According to a U.S. study steroids may have a lasting effect on teenagers' brains, and could even flip the adolescent brain's switch for aggression which may last for at least two years.
The U.S. researchers also suggest anabolic steroids can cause permanent brain changes.
The study however was based on results seen in hamsters and some experts say on that basis it is impossible to estimate the length of effect in humans.
Neuroscientists are deeply concerned about the rising adolescent abuse of anabolic-androgenic steroids (AASs), given the National Institute on Drug Abuse's estimate that nearly half a million 8th to 10th-grade students abuse AASs each year.
Not only do steroids set kids up for heavier use of steroids and other drugs later in life, it is known that long-term steroid use can cause mood swings, hallucinations and paranoia, liver damage and high blood pressure, as well as increased risk of heart disease, stroke and some types of cancer.
Coming off steroids can also lead to depression.
The researchers at Northeastern University, Boston, examined the behaviour of adolescent hamsters when another hamster was put into their cage.
It seems that hamsters naturally defend their territory by play-fighting, wrestling and nibbling, but hamsters injected with commonly used steroids, which were suspended in oil, became extremely aggressive.
According to the researchers even after the drug was withdrawn, the newly vicious hamsters attacked, bit and chased the intruders, and the level of aggressiveness was 10 times greater than that of other hamsters which were only injected with oil.
Apparently the effects lasted for almost two weeks, which is the equivalent of half their adolescence.
After this period, the animals reverted to their normal playful defensiveness, but postmortems on the hamsters found there had been also been changes in their brain activity.
While they were being given steroids, a part of their brains called the anterior hypothalamus, which regulates aggression and social behaviour, pumped out more of a neurotransmitter called vasopressin.
Their full-blown aggression which was clearly drug-induced lasted for nearly two weeks of withdrawal.
Three weeks after withdrawal, vasopressin levels had subsided in line with the aggressive behaviour.
Dr Richard Melloni, who led the research, said that because the part of the brain which his team studied is similar in rodents and humans, their findings are probably applicable to people.
Dr Melloni says because the developing brain is more adaptable and pliable, steroids could change the trajectory if administered during development.
He believes that people considering the use of such drugs should consider the long-term health risks and the serious potential for aggression and violence.
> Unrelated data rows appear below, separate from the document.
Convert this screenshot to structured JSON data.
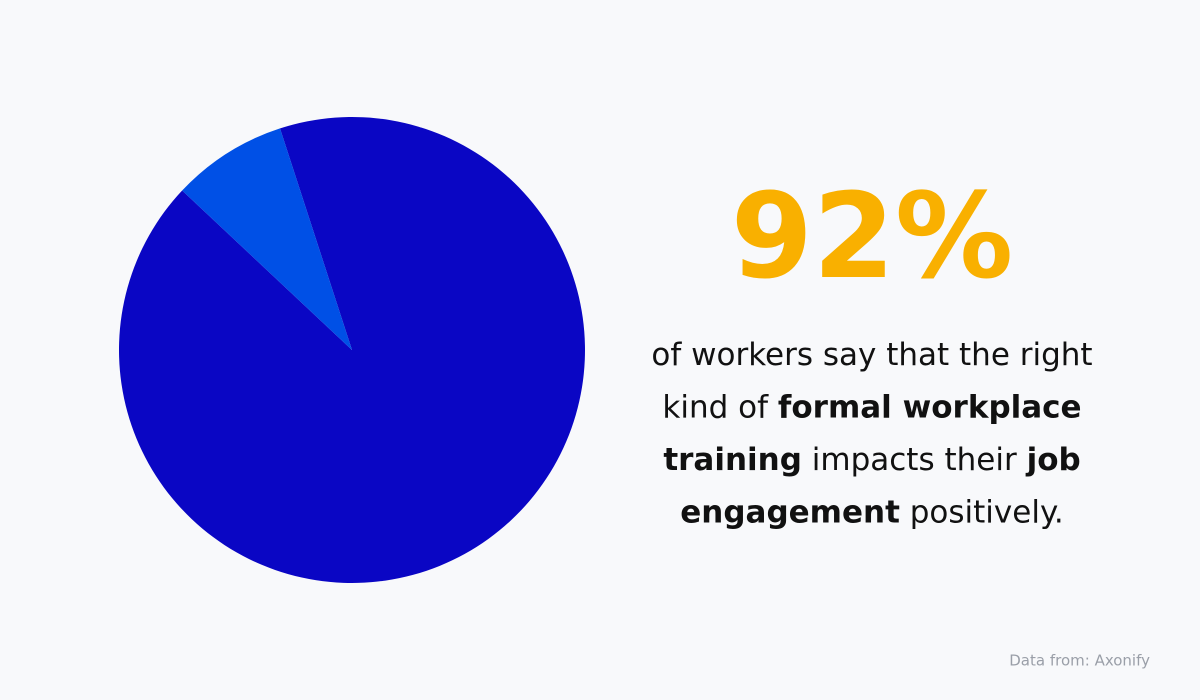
{
  "chart_data": {
    "type": "pie",
    "values": [
      92,
      8
    ],
    "value_labels": [
      "92%",
      null
    ],
    "colors": [
      "#0a06c4",
      "#0050e6"
    ],
    "label_color": "#f9b000",
    "caption_lines": [
      [
        {
          "text": "of workers say that the right",
          "bold": false
        }
      ],
      [
        {
          "text": "kind of ",
          "bold": false
        },
        {
          "text": "formal workplace",
          "bold": true
        }
      ],
      [
        {
          "text": "training",
          "bold": true
        },
        {
          "text": " impacts their ",
          "bold": false
        },
        {
          "text": "job",
          "bold": true
        }
      ],
      [
        {
          "text": "engagement",
          "bold": true
        },
        {
          "text": " positively.",
          "bold": false
        }
      ]
    ],
    "source": "Data from: Axonify"
  }
}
He hopes that adolescents don't take the ultimate recovery of the vasopressin system to mean it's OK to use the drugs.
As a result, Melloni and his colleagues speculate that anabolic steroids can dramatically shorten teenage fuses (not known for length under the best of circumstances) and make young people "pop off" for years, a danger to themselves and to others.
The researchers hope the findings could potentially hasten the development of treatments for aggressive behaviour, whether or not it has been caused by steroid abuse.
The study is published in the current edition of Behavioral Neuroscience, Vol. 120, No. 1.